The discipline of running three reviewers in parallel and only then doing your own research is the opposite of the typical AI workflow. The usual pattern is: ask an agent, accept the first result, move on. Nolan's approach treats AI output as a starting point for investigation, not as a deliverable.

What this means for our pipeline

We already use some of these patterns. The agent cross-checking step in our development loops has one agent review another's work before CI runs. The review stage in the software factory pipeline blocks the merge if the reviewer agent does not approve. The sub-agent pattern for PR review shows how to dispatch focused review agents.

What we are missing is the multi-model aspect. Running different models against the same code and cross-referencing their findings is a natural extension. The existing PR review workflow dispatches a single agent for review. Changing it to dispatch three agents in parallel (one using the default model, one using Opus for deep reasoning, one using a different model family entirely) would mirror Nolan's approach while fitting our existing architecture.

The practical implementation is straightforward. The skill is already written and public. Adapting it to our toolchain means replacing Cursor Bugbot and Codex with whatever models our stack supports. The core insight (parallel independent review followed by cross-referencing and human validation) is tool-agnostic.

The antidote to vibe coding

You can use AI to churn out five-hundred-line PRs of barely-vetted code while the codebase rots from the inside. Or you can invest the time to use AI as a thorough, multi-perspective reviewer that teaches you about failure modes you did not know existed.

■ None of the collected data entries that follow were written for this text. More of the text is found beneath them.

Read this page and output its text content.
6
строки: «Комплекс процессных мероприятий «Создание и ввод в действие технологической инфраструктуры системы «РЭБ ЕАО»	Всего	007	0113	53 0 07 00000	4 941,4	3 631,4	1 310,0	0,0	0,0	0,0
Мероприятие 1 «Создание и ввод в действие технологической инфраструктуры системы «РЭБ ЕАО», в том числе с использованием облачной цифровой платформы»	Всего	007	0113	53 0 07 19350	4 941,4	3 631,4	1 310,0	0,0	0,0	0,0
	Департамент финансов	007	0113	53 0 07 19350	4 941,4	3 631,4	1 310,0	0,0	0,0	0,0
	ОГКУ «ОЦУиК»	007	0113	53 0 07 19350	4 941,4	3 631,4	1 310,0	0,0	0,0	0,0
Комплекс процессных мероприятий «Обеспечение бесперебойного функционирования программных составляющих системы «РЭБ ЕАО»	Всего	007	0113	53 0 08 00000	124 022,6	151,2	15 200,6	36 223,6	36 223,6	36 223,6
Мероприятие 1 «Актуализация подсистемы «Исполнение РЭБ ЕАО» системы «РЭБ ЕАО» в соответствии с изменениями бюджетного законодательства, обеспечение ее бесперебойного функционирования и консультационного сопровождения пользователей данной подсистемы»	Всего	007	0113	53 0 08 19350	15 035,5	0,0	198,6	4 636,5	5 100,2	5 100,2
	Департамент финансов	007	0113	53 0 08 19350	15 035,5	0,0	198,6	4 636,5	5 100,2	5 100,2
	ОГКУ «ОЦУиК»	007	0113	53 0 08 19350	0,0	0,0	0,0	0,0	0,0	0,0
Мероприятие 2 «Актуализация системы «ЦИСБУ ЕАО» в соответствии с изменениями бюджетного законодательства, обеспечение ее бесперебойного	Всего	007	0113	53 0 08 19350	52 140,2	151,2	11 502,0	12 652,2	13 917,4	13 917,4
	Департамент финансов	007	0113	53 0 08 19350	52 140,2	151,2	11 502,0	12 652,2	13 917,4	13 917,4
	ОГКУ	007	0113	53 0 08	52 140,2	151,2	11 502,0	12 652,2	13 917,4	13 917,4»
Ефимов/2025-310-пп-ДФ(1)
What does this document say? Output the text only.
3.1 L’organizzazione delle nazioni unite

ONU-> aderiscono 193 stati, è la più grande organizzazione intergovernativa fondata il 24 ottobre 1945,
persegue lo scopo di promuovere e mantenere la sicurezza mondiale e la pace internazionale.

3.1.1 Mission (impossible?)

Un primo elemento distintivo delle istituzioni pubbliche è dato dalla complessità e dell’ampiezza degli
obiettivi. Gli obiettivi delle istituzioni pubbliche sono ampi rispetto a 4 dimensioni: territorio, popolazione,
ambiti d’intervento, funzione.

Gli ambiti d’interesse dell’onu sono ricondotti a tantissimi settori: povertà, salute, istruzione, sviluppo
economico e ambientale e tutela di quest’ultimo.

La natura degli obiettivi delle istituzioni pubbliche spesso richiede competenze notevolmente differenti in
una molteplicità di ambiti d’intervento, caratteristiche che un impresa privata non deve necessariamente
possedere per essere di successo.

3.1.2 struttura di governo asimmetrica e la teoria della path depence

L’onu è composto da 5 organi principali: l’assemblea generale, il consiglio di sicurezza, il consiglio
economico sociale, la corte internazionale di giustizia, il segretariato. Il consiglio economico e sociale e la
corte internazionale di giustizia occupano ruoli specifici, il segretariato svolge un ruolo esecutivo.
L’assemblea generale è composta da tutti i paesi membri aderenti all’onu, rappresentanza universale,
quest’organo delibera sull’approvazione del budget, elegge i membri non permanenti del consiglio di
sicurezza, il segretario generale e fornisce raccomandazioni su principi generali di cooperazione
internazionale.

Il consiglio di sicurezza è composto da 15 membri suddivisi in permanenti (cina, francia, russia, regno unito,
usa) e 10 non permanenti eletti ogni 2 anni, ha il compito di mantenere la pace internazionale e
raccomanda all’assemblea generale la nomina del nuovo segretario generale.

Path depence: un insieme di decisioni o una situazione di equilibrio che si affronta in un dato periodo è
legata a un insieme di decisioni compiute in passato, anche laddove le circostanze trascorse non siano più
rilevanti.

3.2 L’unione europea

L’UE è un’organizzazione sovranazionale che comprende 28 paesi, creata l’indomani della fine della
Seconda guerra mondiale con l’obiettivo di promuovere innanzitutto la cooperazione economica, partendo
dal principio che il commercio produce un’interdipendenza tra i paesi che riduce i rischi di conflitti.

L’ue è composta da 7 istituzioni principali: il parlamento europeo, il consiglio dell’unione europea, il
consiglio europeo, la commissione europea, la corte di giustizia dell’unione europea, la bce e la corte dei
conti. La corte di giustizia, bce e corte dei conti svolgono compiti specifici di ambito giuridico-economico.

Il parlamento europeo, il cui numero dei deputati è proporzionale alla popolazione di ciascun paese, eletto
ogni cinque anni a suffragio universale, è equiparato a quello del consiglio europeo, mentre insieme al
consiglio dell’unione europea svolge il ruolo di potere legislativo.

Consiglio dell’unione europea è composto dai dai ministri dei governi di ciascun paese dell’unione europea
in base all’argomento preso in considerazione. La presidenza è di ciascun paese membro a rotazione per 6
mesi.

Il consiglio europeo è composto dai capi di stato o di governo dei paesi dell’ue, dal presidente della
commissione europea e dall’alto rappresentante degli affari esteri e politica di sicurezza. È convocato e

Nolan's approach is a blueprint for the second path. It is slower and more expensive and requires more skill from the engineer running it. But the compounding effect on codebase quality is real. Every review that catches a pre-existing bug is debt repaid. Every side quest that teaches you something about your system is knowledge earned.

If you want to write better code, try writing it more slowly. Let the agents find the bugs you did not know you had. Then fix them, learn from them, and ship something that is actually better than what you started with.